Co-Author(s):
Petr Neuzil, MD
Poojita Shivamurthy, MD
Kenji Kuroki, MD,PhD
Jeff Lam, MS
Daniel Masikantow, MD
Edward Chu, MD
Mohit Turagam, MD
Kentro Minami, MD
Moritoshi Funasako, MD,PhD
Jan Petru, MD
Aamir Sofi, MD
Subbarao Choudry, MD
Marc Miller, MD
Noelle Langan, MD
William Whang, MD
Jacob Koruth, MD
Srinivas Dukkipati, MD
Vivek Reddy, MD
Ichan School of Medicine at Mount Sinai
One Gustave L. Levy Place, Box 1030, New York, NY, USA, 10029
Introduction | Objectives: Catheter-based pulsed field ablation (PFA) is a novel non-thermal
energy source for pulmonary vein isolation (PVI) with unique aspects
including reduced dependence on tissue contact, and enhanced safety.
However its effect on the area of electrical PVI has not been described
as compared to PVI using standard thermal ablation technologies.
Methods: In a clinical trial (NCT 03714178), paroxysmal atrial fibrillation
(PAF) patients underwent PVI using an optimized biphasic waveform with a
multielectrode pentaspline PFA catheter (Farapulse Inc). After 75 days,
detailed voltage maps were created during prospective,
protocol-specified remapping studies. In order to compare the area of
PVI, we retrospectively collected consecutive PAF patients who i)

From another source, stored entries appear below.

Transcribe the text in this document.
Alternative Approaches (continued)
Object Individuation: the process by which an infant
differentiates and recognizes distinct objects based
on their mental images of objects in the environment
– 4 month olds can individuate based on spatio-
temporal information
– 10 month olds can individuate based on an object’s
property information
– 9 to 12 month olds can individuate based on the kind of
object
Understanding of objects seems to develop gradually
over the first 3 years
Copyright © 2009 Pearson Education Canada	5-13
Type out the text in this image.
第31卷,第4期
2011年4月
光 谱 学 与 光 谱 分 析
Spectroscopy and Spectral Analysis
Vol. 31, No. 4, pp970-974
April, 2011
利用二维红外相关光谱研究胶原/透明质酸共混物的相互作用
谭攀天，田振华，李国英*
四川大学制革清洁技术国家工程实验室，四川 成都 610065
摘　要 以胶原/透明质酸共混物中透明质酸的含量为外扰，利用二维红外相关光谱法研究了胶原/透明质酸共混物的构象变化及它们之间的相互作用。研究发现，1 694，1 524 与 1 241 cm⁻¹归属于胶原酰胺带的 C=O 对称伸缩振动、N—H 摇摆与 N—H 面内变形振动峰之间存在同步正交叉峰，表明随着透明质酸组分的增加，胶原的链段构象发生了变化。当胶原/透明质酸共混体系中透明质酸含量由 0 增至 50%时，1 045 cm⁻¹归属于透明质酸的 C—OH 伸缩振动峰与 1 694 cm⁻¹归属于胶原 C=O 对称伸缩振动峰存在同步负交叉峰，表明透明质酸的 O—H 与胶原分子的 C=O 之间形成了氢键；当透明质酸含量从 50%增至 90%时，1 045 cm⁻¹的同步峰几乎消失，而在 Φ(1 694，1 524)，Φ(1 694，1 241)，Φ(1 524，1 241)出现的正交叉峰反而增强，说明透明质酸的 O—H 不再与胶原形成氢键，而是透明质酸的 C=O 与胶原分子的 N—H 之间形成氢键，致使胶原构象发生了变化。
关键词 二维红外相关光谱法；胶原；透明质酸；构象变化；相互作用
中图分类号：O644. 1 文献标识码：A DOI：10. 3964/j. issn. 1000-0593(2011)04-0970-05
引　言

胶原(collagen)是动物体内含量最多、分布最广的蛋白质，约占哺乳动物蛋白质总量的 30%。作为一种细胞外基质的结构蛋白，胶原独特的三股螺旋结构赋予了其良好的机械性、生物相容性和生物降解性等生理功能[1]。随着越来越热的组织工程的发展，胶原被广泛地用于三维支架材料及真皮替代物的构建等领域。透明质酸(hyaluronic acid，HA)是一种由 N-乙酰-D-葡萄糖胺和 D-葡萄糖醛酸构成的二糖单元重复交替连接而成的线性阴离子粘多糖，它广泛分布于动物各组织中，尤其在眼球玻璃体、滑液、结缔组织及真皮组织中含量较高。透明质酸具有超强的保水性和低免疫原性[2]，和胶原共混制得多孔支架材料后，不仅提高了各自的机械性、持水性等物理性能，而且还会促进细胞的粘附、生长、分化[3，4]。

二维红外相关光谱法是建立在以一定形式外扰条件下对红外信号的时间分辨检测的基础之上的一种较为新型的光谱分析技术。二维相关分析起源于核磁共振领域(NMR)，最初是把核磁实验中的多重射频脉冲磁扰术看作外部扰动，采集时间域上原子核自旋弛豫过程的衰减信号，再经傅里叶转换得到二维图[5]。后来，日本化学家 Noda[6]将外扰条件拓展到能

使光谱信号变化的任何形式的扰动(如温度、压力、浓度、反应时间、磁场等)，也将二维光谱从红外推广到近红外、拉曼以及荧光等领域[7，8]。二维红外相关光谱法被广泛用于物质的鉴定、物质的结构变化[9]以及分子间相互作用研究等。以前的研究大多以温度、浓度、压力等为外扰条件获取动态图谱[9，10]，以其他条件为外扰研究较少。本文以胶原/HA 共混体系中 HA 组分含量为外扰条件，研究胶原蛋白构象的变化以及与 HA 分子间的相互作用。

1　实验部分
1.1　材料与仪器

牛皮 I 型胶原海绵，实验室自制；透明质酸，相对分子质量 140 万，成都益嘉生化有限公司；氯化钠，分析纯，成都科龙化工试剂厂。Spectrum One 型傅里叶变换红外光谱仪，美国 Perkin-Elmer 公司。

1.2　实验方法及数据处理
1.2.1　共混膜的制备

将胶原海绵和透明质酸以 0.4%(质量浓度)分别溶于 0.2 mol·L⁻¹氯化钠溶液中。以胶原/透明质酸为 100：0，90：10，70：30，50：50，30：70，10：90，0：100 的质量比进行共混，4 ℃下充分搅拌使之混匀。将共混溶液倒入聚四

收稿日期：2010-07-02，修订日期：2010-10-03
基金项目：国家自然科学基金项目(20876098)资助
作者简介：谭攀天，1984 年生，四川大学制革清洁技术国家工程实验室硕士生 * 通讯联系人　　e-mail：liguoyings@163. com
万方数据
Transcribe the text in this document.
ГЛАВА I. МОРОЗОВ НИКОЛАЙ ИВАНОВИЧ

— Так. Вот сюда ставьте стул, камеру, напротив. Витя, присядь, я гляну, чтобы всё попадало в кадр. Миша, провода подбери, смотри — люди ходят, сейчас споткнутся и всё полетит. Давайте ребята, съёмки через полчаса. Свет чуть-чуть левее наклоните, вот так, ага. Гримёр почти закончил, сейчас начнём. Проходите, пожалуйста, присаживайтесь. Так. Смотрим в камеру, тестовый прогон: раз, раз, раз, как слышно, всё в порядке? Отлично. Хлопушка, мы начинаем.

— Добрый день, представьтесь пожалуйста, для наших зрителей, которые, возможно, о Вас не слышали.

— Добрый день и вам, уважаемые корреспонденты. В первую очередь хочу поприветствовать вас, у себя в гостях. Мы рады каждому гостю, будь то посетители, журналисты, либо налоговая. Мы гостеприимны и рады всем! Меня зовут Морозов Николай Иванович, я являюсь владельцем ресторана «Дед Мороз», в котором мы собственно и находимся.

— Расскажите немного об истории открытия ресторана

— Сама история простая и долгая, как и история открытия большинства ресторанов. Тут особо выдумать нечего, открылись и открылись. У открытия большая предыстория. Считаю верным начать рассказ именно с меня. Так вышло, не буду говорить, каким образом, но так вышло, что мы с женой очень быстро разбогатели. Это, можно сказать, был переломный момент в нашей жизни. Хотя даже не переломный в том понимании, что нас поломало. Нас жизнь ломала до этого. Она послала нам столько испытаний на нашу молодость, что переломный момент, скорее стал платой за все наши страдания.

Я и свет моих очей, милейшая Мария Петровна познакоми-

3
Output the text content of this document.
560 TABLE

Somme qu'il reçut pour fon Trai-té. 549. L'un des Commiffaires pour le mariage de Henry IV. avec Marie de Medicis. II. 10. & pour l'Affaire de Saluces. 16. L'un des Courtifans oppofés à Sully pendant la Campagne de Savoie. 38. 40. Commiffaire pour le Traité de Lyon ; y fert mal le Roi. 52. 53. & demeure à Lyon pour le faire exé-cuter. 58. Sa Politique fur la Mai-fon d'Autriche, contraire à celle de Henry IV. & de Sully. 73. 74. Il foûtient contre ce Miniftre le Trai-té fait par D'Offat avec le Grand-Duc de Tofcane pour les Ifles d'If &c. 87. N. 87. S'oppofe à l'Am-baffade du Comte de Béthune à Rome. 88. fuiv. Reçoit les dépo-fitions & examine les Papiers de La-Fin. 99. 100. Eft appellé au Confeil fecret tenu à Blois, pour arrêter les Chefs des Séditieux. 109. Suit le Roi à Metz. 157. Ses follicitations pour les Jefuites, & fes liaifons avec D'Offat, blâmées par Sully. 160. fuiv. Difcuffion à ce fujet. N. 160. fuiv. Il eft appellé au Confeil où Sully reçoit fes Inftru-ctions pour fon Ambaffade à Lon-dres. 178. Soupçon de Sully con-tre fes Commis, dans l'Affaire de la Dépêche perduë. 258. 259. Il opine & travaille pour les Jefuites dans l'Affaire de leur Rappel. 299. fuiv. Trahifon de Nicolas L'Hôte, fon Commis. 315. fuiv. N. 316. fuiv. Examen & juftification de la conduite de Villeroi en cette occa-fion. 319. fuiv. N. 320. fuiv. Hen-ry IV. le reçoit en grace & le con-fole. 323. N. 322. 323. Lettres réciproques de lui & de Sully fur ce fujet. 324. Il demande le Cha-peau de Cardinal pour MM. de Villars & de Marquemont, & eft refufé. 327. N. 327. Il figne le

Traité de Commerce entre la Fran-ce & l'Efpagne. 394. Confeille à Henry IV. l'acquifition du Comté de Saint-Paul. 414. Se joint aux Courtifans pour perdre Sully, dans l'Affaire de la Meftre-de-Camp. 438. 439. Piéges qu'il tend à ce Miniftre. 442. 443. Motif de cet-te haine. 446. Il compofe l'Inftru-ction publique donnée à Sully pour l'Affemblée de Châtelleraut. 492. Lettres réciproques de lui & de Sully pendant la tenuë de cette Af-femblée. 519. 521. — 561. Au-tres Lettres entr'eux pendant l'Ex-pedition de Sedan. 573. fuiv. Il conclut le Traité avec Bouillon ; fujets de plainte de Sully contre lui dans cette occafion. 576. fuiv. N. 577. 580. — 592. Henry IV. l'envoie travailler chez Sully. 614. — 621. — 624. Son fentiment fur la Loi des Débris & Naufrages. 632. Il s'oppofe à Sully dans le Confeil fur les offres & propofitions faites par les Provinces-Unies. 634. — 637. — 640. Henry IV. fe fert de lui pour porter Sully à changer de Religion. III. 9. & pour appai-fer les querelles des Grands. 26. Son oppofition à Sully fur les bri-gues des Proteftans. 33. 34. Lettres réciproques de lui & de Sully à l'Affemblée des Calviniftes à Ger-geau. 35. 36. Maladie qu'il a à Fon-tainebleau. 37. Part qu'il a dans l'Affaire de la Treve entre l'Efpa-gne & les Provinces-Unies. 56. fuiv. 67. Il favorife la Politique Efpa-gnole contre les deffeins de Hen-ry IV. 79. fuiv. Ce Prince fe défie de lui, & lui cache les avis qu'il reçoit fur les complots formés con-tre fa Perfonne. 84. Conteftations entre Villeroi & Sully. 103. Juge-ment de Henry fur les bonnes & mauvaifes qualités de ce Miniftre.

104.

underwent PVI using thermal energy, ii) underwent a redo procedure for
recurrence, and iii) all PVs were durably isolated. After detailed
electroanatomical mapping with a high-density mapping catheter, the left
and right PV antral isolation areas and nonablated posterior wall areas
were quantified.
Results: We identified 20 patients with durable PVI in the PFA cohort, and 39
patients from the thermal ablation cohort (29 radiofrequency ablation, 6
cryoballoon and 4 visually-guided laser balloon). PFA patients were
younger and had shorter follow up compared to patients in the thermal
cohort. Left atrial diameter and ventricular systolic function were
preserved in both cohorts. There was no significant difference between
the PFA and thermal ablation cohort in the left- and right-sided PV
isolation areas, as well as nonablated posterior wall area. The PFA
cohort has smaller right superior PV isolation area compared to the
radiofrequency ablation cohort, but this significance disappeared after
propensity score matching. Notch-like normal voltage areas was seen at
the posterior side of the carina in the Balloon sub-cohort, but not the
PFA or RFA cohorts.
Conclusions: Catheter-based PVI with the pentaspline PFA catheter creates a chronic
PV antral isolation area as encompassing as thermal energy ablation.